True, Gary, they cannot read other sites cookies but they have something
very close to the equivalent.
They don't have to tell you that they are sending your data to facebroke
with every click, if they are small enough to make less than 25 million in
total revenue and they are not doing business outside of North America..
Every click sends boatloads of low level information about your browser,
your IP address, your operating system, and other fun details ( use tcp
dump and see for yourself ) that they store and match up with other
requests they get when you browse another site using face broke plugins,
even with a different private browser session, that match up with the first
and identify you. They build this profile and follow you all over the
internet, with some reasonable certainty that it is you.
To me, it's very poor judgment for any person, and especially any company,
to use any Meta / face broke products, in 2025 given what we now know, even
though it may be perfectly legal. But that is a different discussion.
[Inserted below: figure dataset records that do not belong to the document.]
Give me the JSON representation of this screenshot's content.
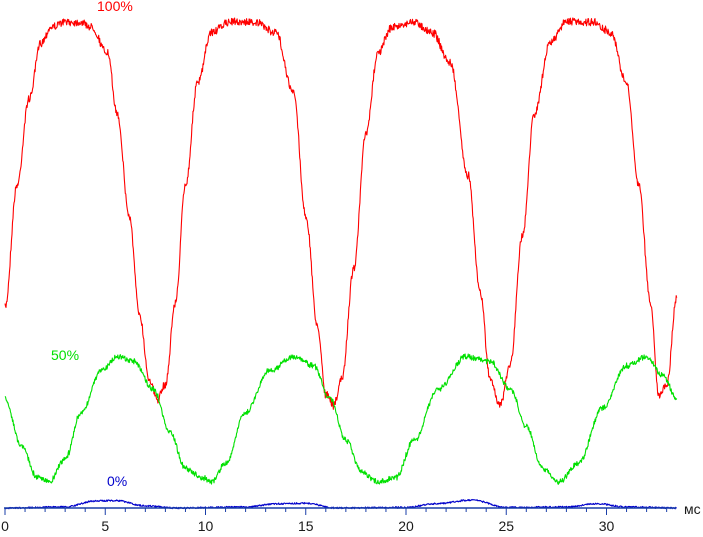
{
  "chart_data": {
    "type": "line",
    "xlabel": "",
    "ylabel": "",
    "x_unit": "мс",
    "xlim": [
      0,
      33.5
    ],
    "ylim": [
      0,
      100
    ],
    "x_ticks": [
      "0",
      "5",
      "10",
      "15",
      "20",
      "25",
      "30"
    ],
    "grid": false,
    "legend": "inline labels",
    "period_ms": 8.4,
    "series": [
      {
        "name": "100%",
        "color": "#ff0000",
        "low": 24,
        "high": 100,
        "x": [
          0,
          0.6,
          1.2,
          1.8,
          2.3,
          3.0,
          3.8,
          4.3,
          5.1,
          5.6,
          6.2,
          6.7,
          7.2,
          7.6,
          8.0,
          8.5,
          9.0,
          9.6,
          10.3,
          11.2,
          12.4,
          13.5,
          14.4,
          15.0,
          15.6,
          16.0,
          16.4,
          16.8,
          17.4,
          18.0,
          18.6,
          19.3,
          20.4,
          21.3,
          22.2,
          23.1,
          23.7,
          24.2,
          24.7,
          25.2,
          25.8,
          26.4,
          27.2,
          28.0,
          29.3,
          30.2,
          31.0,
          31.6,
          32.2,
          32.6,
          33.0,
          33.5
        ],
        "y": [
          44,
          68,
          85,
          96,
          99,
          100,
          100,
          99,
          94,
          82,
          62,
          43,
          30,
          26,
          29,
          45,
          68,
          88,
          98,
          100,
          100,
          98,
          86,
          62,
          40,
          27,
          25,
          30,
          52,
          78,
          94,
          99,
          100,
          98,
          92,
          70,
          47,
          30,
          25,
          33,
          58,
          82,
          96,
          100,
          100,
          98,
          88,
          68,
          45,
          27,
          29,
          46
        ]
      },
      {
        "name": "50%",
        "color": "#00e000",
        "low": 10,
        "high": 38,
        "x": [
          0,
          0.8,
          1.6,
          2.2,
          3.0,
          3.8,
          4.8,
          5.6,
          6.4,
          7.4,
          8.2,
          9.0,
          9.8,
          10.3,
          11.0,
          12.0,
          13.2,
          14.4,
          15.4,
          16.2,
          17.0,
          17.8,
          18.6,
          19.5,
          20.4,
          21.6,
          23.0,
          24.2,
          25.2,
          26.0,
          26.8,
          27.6,
          28.6,
          29.8,
          31.0,
          32.0,
          32.8,
          33.5
        ],
        "y": [
          28,
          18,
          11,
          10,
          15,
          25,
          34,
          37,
          36,
          30,
          21,
          13,
          11,
          10,
          14,
          25,
          34,
          37,
          35,
          28,
          19,
          12,
          10,
          11,
          19,
          30,
          37,
          36,
          30,
          22,
          13,
          10,
          14,
          26,
          35,
          37,
          33,
          28
        ]
      },
      {
        "name": "0%",
        "color": "#0000cc",
        "low": 0,
        "high": 1.5,
        "x": [
          0,
          3.0,
          4.5,
          5.5,
          7.0,
          8.5,
          12.0,
          13.6,
          15.0,
          16.5,
          20.0,
          21.5,
          23.3,
          25.0,
          28.0,
          29.5,
          31.0,
          33.5
        ],
        "y": [
          0,
          0.2,
          1.3,
          1.4,
          0.4,
          0,
          0.2,
          0.8,
          0.9,
          0,
          0.1,
          0.8,
          1.5,
          0.1,
          0.2,
          0.8,
          0.2,
          0
        ]
      }
    ]
  }
}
On February 13, 2025 9:20:06 AM Gary <saclug(a)garymcglinn.com> wrote:
OK. They have a cookie. I'm not at their site,
they can't read it. They
can't read other sites cookies either. That's the spec.
I have to go to their site or use an associated site, to pick up the pixel.
I didn't do that.
There is no magic.:)
Regardless of all that tracking, how would they know my query/request?
To me, the only reasonable answer is that Google and Facebook share info
behind the scenes, i.e. directly.
As I understand it, a tracking pixel works because it is on the page you
visit. It comes from, .let's say, Facebook's server, and they know the
page that requested it. And they can get the info in the request header.
To know who you are, whoever wrote the page has to have known who you are
and encoded that in the pixlel somehow, maybe through it's name, or some
other attribute.
I haven't really been following a lot of the changes that have been made to
store more information in caches on browsers. I'm wondering if there is
something going on there. I really don't like the fact that browsers have
taken this direction.
Perhaps I need to look at those specs and see what is going on.
On Wed, Feb 12, 2025 at 09:10:47PM -0800, Diego R. Martinez wrote:
Facebook tends to have cookies in your browser
and advertising pixels that
basically track everything you do.
And the thing about it is that, once you're in their system, you will get
tracked for life. So that probably explains that...
On Wed, Feb 12, 2025 at 8:56 PM <saclug(a)garymcglinn.com> wrote:
> I know that there are a lot of ways to have your online activity tracked.
> And, I thought I understood many or most of them.
>
> But, I tried out Gemini with the request, "write a two page article on
> Stoicism." The results were interesting and pretty good and give me an
> idea of what Gemini can do.
>
> A week, or less later, yesterday, I get an email from Facebook suggesting
> that I join the "Daily Stoicism" group.
>
> WTF. I never use Facebook and basically ignore their reminders on how many
> notifications or messages I have.
>
> AFAIK, there is no legal way Facebook should know what I am doing with
> Google, unless Google is providing them the information on a back channel.
>
> Am I missing something? Everything I know suggest that I would have had
> to visit a Facebook site sometime between my Gemini request and my receipt
> of an email from Facebook. Or possibly have visited a Facebook site before
> my Gemini request and not have directly entered a URL or used a bookmark in
> the interim. AFAIK, those things didn't happen.